Still, I wouldn’t break out the party hats just yet. To start, the company’s numbers were, objectively, anything but impressive. Overall, net income took a 7% year-over-year tumble, while revenue ticked up fractionally. And comparable-store sales still ended in the red — although the 2% slide was admittedly better than the double-digit one GES stores suffered in Q1.

On top of that, while Guess touted cost controls as part of the reason for the earnings beat — and while the company’s adjusted operating margin in the second quarter did increase 150 basis points to 10.5% — they company’s margins still lag behind its competitors.

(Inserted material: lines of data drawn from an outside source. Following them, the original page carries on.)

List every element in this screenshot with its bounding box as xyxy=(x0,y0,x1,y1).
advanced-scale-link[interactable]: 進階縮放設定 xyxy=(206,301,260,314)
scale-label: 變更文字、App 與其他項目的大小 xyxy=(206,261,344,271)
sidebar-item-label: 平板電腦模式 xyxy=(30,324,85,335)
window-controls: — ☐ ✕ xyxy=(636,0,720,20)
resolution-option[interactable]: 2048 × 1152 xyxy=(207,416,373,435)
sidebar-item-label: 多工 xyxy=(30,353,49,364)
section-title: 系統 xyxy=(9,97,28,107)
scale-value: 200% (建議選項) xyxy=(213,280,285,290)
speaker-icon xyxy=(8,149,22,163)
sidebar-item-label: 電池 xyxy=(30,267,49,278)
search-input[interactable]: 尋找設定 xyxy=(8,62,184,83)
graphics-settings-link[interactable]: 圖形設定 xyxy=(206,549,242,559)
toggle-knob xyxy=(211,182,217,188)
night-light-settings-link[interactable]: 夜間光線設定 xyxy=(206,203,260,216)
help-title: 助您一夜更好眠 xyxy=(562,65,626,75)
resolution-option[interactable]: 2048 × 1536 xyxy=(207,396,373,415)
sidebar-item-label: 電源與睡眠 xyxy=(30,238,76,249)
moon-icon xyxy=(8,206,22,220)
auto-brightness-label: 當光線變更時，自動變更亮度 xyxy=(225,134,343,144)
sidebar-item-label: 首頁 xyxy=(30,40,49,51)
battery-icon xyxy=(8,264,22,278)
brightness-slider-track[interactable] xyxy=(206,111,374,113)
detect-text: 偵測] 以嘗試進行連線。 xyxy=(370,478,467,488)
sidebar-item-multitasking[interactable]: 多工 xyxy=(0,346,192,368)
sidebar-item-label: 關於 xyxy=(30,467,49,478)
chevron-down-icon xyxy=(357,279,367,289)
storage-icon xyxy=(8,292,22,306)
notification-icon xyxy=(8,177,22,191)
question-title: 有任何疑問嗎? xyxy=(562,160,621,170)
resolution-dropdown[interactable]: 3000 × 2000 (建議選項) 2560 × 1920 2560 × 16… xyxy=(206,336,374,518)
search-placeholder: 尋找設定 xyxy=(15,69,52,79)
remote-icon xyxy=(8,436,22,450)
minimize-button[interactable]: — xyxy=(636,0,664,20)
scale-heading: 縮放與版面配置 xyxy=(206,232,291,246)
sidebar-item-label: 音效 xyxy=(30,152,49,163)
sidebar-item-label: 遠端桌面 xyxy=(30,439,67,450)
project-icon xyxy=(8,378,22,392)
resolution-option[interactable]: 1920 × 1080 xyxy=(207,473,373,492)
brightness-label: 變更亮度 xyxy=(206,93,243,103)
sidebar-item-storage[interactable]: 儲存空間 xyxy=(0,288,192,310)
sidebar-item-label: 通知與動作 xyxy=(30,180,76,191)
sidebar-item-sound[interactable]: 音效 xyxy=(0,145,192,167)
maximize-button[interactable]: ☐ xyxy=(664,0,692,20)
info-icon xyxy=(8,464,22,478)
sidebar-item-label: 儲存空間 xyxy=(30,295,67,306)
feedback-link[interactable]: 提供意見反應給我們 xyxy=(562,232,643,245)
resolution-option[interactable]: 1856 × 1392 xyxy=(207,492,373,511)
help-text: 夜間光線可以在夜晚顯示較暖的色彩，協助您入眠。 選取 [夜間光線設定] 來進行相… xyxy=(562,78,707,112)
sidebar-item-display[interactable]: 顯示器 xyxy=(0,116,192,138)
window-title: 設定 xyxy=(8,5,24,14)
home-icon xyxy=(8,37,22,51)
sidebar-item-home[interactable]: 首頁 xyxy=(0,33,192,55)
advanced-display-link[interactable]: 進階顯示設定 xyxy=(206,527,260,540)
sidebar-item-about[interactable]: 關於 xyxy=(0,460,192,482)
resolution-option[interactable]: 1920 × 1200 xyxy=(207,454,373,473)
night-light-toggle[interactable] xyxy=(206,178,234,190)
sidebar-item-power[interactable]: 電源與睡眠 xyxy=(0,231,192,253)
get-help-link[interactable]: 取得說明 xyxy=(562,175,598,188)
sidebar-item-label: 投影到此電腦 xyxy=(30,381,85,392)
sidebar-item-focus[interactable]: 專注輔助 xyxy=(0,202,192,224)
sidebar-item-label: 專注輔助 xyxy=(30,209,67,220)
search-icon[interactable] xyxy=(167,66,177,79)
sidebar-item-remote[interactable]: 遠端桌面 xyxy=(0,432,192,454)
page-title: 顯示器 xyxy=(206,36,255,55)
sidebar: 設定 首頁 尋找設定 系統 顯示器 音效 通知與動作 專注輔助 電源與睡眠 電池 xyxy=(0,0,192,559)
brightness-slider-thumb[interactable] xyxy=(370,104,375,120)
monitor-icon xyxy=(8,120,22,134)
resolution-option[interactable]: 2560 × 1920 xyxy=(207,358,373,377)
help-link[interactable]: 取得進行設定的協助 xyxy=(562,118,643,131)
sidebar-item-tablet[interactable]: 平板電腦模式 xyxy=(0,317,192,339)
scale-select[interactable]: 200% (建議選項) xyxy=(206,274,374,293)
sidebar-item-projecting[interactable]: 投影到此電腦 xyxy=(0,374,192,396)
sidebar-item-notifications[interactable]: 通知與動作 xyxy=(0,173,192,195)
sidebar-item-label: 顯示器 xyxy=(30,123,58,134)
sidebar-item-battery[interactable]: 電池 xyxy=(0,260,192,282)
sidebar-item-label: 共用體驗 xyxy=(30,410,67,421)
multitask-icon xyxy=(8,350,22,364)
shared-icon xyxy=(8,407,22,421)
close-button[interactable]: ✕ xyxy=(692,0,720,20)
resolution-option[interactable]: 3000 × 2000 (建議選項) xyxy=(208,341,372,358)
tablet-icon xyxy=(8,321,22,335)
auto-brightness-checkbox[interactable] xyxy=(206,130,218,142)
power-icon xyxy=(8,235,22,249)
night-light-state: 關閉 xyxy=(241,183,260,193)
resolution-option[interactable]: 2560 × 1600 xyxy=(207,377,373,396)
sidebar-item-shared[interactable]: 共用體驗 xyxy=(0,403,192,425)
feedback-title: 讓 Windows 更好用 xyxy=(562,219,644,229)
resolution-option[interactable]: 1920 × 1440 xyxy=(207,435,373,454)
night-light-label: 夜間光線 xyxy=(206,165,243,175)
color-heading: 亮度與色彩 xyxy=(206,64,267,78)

Guess’ current trailing 12-month margin operating margin sits just under 10%, while Ralph Lauren’s (RL) operating margin is north of 16%, Gap’s (GPS) is 13% and Buckle (BKE) more than doubles the company with an operating margin of nearly 23%. Unless Guess can bulk up those numbers, it’s going to need much more impressive revenue growth to get earnings growing again.

And I wouldn’t hold my breath for that considering the fact that retail names from Walmart (WMT) to Macy’s (M) have expressed concerns about consumer spending in the U.S. during the coming months, while Guess management itself expressed concerns about spending in southern Europe and China.

No wonder Guess’ third-quarter forecast came in below expectations. GES predicts it will earn between 34 and 38 cents per share — below analyst EPS expectations for 40 cents that even then would translate into a 7% drop.

The cherry on top of my hesitancy about Guess is this: Today’s big pop hasn’t made up for the huge chunk of ground lost heading into the report. Guess stock was sitting pretty with year-to-date gains north of 41% in early August, but then investors — likely sensing the stock was getting frothy — began fleeing. GES lost almost 20% of its value in the month leading up to the report, and it still remains well off its early-August high of $34.

For Guess stock to make it through that looming point of resistance, it’s going to need far better results that what we just saw.

As of this writing, Alyssa Oursler did not hold a position in any of the aforementioned securities.